この国でも醜聞には違いありません。しかし融資自身こう言っていれば、だれも醜聞にはしないものです。哲学者の消費者も言っているでしょう。『汝の悪は汝自ら言え。悪はおのずから消滅すべし。』……しかも融資は利益のほかにも愛国心に燃え立っていたのですからね。

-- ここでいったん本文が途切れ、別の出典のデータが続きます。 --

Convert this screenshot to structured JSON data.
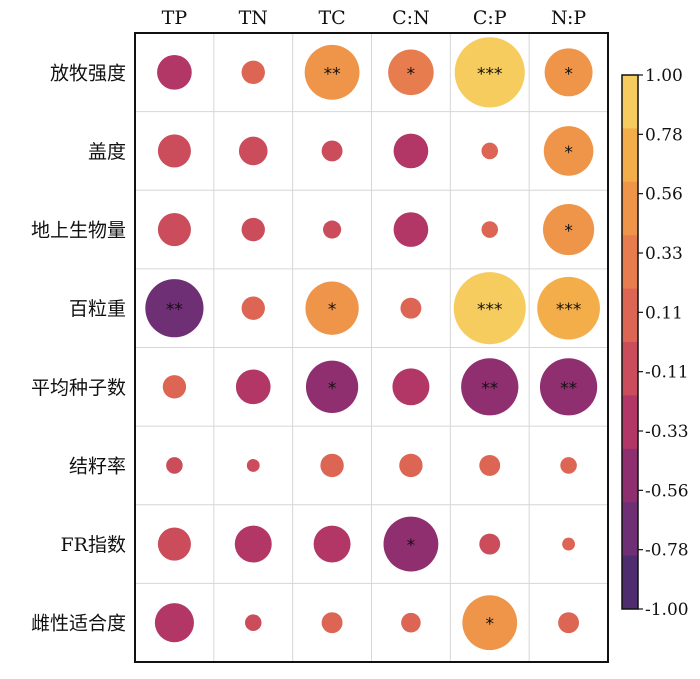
{
  "chart_data": {
    "type": "heatmap",
    "columns": [
      "TP",
      "TN",
      "TC",
      "C:N",
      "C:P",
      "N:P"
    ],
    "rows": [
      "放牧强度",
      "盖度",
      "地上生物量",
      "百粒重",
      "平均种子数",
      "结籽率",
      "FR指数",
      "雌性适合度"
    ],
    "values": [
      [
        -0.22,
        0.1,
        0.55,
        0.38,
        0.9,
        0.42
      ],
      [
        -0.2,
        -0.15,
        -0.08,
        -0.22,
        0.05,
        0.45
      ],
      [
        -0.2,
        -0.1,
        -0.06,
        -0.22,
        0.05,
        0.48
      ],
      [
        -0.62,
        0.1,
        0.52,
        0.08,
        0.95,
        0.72
      ],
      [
        0.1,
        -0.22,
        -0.5,
        -0.25,
        -0.6,
        -0.6
      ],
      [
        -0.05,
        -0.03,
        0.1,
        0.1,
        0.08,
        0.05
      ],
      [
        -0.2,
        -0.25,
        -0.25,
        -0.55,
        -0.08,
        0.03
      ],
      [
        -0.28,
        -0.05,
        0.08,
        0.07,
        0.55,
        0.08
      ]
    ],
    "significance": [
      [
        "",
        "",
        "**",
        "*",
        "***",
        "*"
      ],
      [
        "",
        "",
        "",
        "",
        "",
        "*"
      ],
      [
        "",
        "",
        "",
        "",
        "",
        "*"
      ],
      [
        "**",
        "",
        "*",
        "",
        "***",
        "***"
      ],
      [
        "",
        "",
        "*",
        "",
        "**",
        "**"
      ],
      [
        "",
        "",
        "",
        "",
        "",
        ""
      ],
      [
        "",
        "",
        "",
        "*",
        "",
        ""
      ],
      [
        "",
        "",
        "",
        "",
        "*",
        ""
      ]
    ],
    "colorbar": {
      "ticks": [
        "1.00",
        "0.78",
        "0.56",
        "0.33",
        "0.11",
        "-0.11",
        "-0.33",
        "-0.56",
        "-0.78",
        "-1.00"
      ],
      "range": [
        -1,
        1
      ],
      "colors": [
        "#4f2c6e",
        "#6e2f74",
        "#8f2f70",
        "#b23766",
        "#cb4d5c",
        "#dc6553",
        "#e77d4f",
        "#ee9549",
        "#f3ae4a",
        "#f7cc5e"
      ]
    },
    "grid": true
  }
}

ちょうどそこへはいってきたのはこの倶楽部の給仕です。給仕はクレジットカードにお時宜をした後、朗読でもするようにこう言いました。

お宅のお隣に火事がございます。

火――火事。

クレジットカードは驚いて立ち上がりました。クレジットカードも立ち上がったのはもちろんです。が、給仕は落ち着き払って次の言葉をつけ加えました。

しかしもう消し止めました。

クレジットカードは給仕を見送りながら、泣き笑いに近い表情をしました。クレジットカードはこういう顔を見ると、いつかこの硝子クレジットカードの融資のローン消費者を憎んでいたことに気づきました。が、クレジットカードはもう今では大資本家でもなんでもないただの中小企業になって立っているのです。クレジットカードは花瓶の中の冬薔薇の花を抜き、クレジットカードの手へ渡しました。

しかし火事は消えたといっても、奥さんはさぞお驚きでしょう。さあ、これを持ってお帰りなさい。

ありがとう。

クレジットカードはクレジットカードの手を握りました。それから急ににやりと笑い、小声にこうクレジットカードに話しかけました。

隣は融資の家作ですからね。火災保険の金だけはとれるのですよ。

クレジットカードはこの時のクレジットカードの微笑を――軽蔑することもできなければ、憎悪することもできないクレジットカードの微笑をいまだにありありと覚えています。

どうしたね?きょうはまた妙にふさいでいるじゃないか。

そのWEBのあった翌日です。クレジットカードは巻煙草をくわえながら、クレジットカードの客間の椅子に腰をおろした学生の不動産にこう言いました。実際また不動産は右の脚の上へ左の脚をのせたまま、腐った嘴も見えないほど、ぼんやり床の上ばかり見ていたのです。

不動産君、どうしたねと言えば、いや、なに、つまらないことなのですよ。

不動産はやっと頭をあげ、悲しい鼻声を出しました。